放送作家、NSC(吉本総合芸能学院)10年連続人気1位であり、王者「令和ロマン」をはじめ、多くの教え子を2023年M-1決勝に輩出した・桝本壮志のコラム。
「最近、平気で先輩の悪口を言う芸人さんがいますが、私の会社でも、似たような若手が増えているように感じます。どうやって向き合っていけばいいんでしょうか?」という相談をいただきました。
たしかに、「逆パワハラ」というワードも認知されはじめたし、芸人さんだけでなく社会全体がそうなってきましたね。
では今回はそのあたりをほぐしていきましょう。
だから、リーダー世代が狙われはじめた
いまの中間管理職世代は、上下関係や礼節を叩きこまれたけど、コンプラやハラスメントによって厳しく言えない。
若手は、それを知ったうえで「どうせ言い返せないだろ?」「礼儀世代はコレをされたら腹立つでしょ?」と、痛いところを突いてくる。
また、最近の記者会見のインタビュアーは、必ず相手を困らせる質問を用意しているし、受ける側も「石丸構文」のような論法で返り討ちにする。
そういった“相手を負かす論法”を、PVを稼ぎたいメディアが切りとって拡散し、デジタルネイティブ世代がいち早く吸収していく。
そして、獲得した論法は誰かに試したくなるもの。その的になりはじめたのがリーダー世代……というのが僕の見立てです。
芸人学校の生徒は、そういった“会話のトレンド”に敏感な若者の集合体。ちなみに彼らは、1年以上も前から、ネットで見つけた「石丸構文」的な話法を用いて他者をからかっていました。
昔から僕の授業では、より生徒たちを知るために「同期の暴露やクレーム」をテーマにしたトークをさせるのですが、最近は、おのずと先輩芸人や、学校を仕切る吉本興業の社員(リーダー)に矛先が向かっていく傾向にある。
なかには、クレームでなく、ただの悪口や人格否定になっているものもあり、さすがに笑えません。
こういった“流れ”を読むと、リーダー世代への突き上げはしばらく続くのではないかと思っています。
では、そんな社会状況のなか、私たちはどのように対応していけばいいのでしょう?
しょせん、悪口や批判は「ただの音」
「まだ身についてないもの」は、すぐに実生活で「武器」にはなりません。
例えば、英語力をつけるには数年かかりますし、腕っぷしを強くするにはジムに通い続ける必要があります。
なので、若手と同じ論法を磨いて「いつか相手を負かしてやろう」という思考は、大人気ないしおススメしません。
ちなみに僕は、上下関係を叩きこまれた世代なので「礼節」は身についている。それを「武器」にしています。
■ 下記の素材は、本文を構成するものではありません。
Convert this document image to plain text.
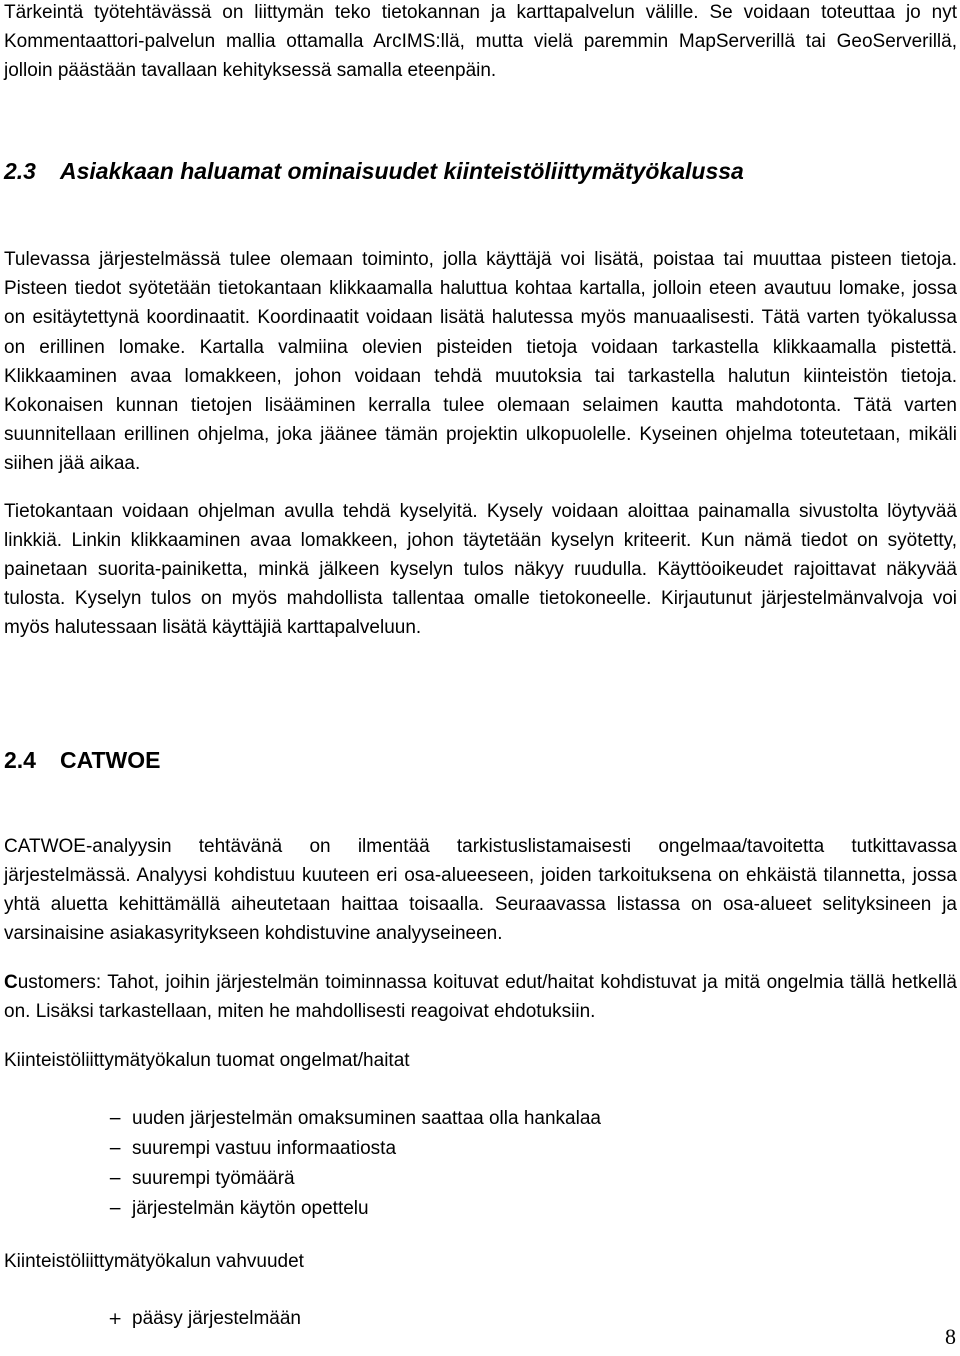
Tärkeintä työtehtävässä on liittymän teko tietokannan ja karttapalvelun välille. Se voidaan toteuttaa jo nyt Kommentaattori-palvelun mallia ottamalla ArcIMS:llä, mutta vielä paremmin MapServerillä tai GeoServerillä, jolloin päästään tavallaan kehityksessä samalla eteenpäin.

2.3 Asiakkaan haluamat ominaisuudet kiinteistöliittymätyökalussa

Tulevassa järjestelmässä tulee olemaan toiminto, jolla käyttäjä voi lisätä, poistaa tai muuttaa pisteen tietoja. Pisteen tiedot syötetään tietokantaan klikkaamalla haluttua kohtaa kartalla, jolloin eteen avautuu lomake, jossa on esitäytettynä koordinaatit. Koordinaatit voidaan lisätä halutessa myös manuaalisesti. Tätä varten työkalussa on erillinen lomake. Kartalla valmiina olevien pisteiden tietoja voidaan tarkastella klikkaamalla pistettä. Klikkaaminen avaa lomakkeen, johon voidaan tehdä muutoksia tai tarkastella halutun kiinteistön tietoja. Kokonaisen kunnan tietojen lisääminen kerralla tulee olemaan selaimen kautta mahdotonta. Tätä varten suunnitellaan erillinen ohjelma, joka jäänee tämän projektin ulkopuolelle. Kyseinen ohjelma toteutetaan, mikäli siihen jää aikaa.

Tietokantaan voidaan ohjelman avulla tehdä kyselyitä. Kysely voidaan aloittaa painamalla sivustolta löytyvää linkkiä. Linkin klikkaaminen avaa lomakkeen, johon täytetään kyselyn kriteerit. Kun nämä tiedot on syötetty, painetaan suorita-painiketta, minkä jälkeen kyselyn tulos näkyy ruudulla. Käyttöoikeudet rajoittavat näkyvää tulosta. Kyselyn tulos on myös mahdollista tallentaa omalle tietokoneelle. Kirjautunut järjestelmänvalvoja voi myös halutessaan lisätä käyttäjiä karttapalveluun.

2.4 CATWOE

CATWOE-analyysin tehtävänä on ilmentää tarkistuslistamaisesti ongelmaa/tavoitetta tutkittavassa järjestelmässä. Analyysi kohdistuu kuuteen eri osa-alueeseen, joiden tarkoituksena on ehkäistä tilannetta, jossa yhtä aluetta kehittämällä aiheutetaan haittaa toisaalla. Seuraavassa listassa on osa-alueet selityksineen ja varsinaisine asiakasyritykseen kohdistuvine analyyseineen.

Customers: Tahot, joihin järjestelmän toiminnassa koituvat edut/haitat kohdistuvat ja mitä ongelmia tällä hetkellä on. Lisäksi tarkastellaan, miten he mahdollisesti reagoivat ehdotuksiin.

Kiinteistöliittymätyökalun tuomat ongelmat/haitat

− uuden järjestelmän omaksuminen saattaa olla hankalaa
− suurempi vastuu informaatiosta
− suurempi työmäärä
− järjestelmän käytön opettelu

Kiinteistöliittymätyökalun vahvuudet

+ pääsy järjestelmään
8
「失礼なことをしてくる相手」だからこそ、礼節という武器で“いなす”。そう、最低限の敬意は払って相手にしないんです。
そうは言っても、怒りがおさまらない。もちろん、そういった方もいるでしょう。
そんなときは「相手の狙い」を知りましょう。
これは若い世代にかぎったことではないですが、他者に悪口や批判を浴びせる人の最大の目的は“相手のパフォーマンスを下げること”です。
気に食わない相手が、自分の言葉によって、「取り乱す」「仕事効率を下げる」「怒ってまわりに迷惑をかける」など、パフォーマンスが低下することが狙い。
そんな術中にわざわざハマってやるなんてアホらしくないですか?
悪口や批判は、失礼な人の体にたまった“負のガス”が、口から出てくる“オナラ”みたいなもの。
他人のオナラは腹が立つけど、気になるかどうかはこちらの反応しだい。
僕は、悪口や批判は“ただの音”。人生のBGMくらいに思って生きています。
ではまた来週、別のテーマでお逢いしましょう。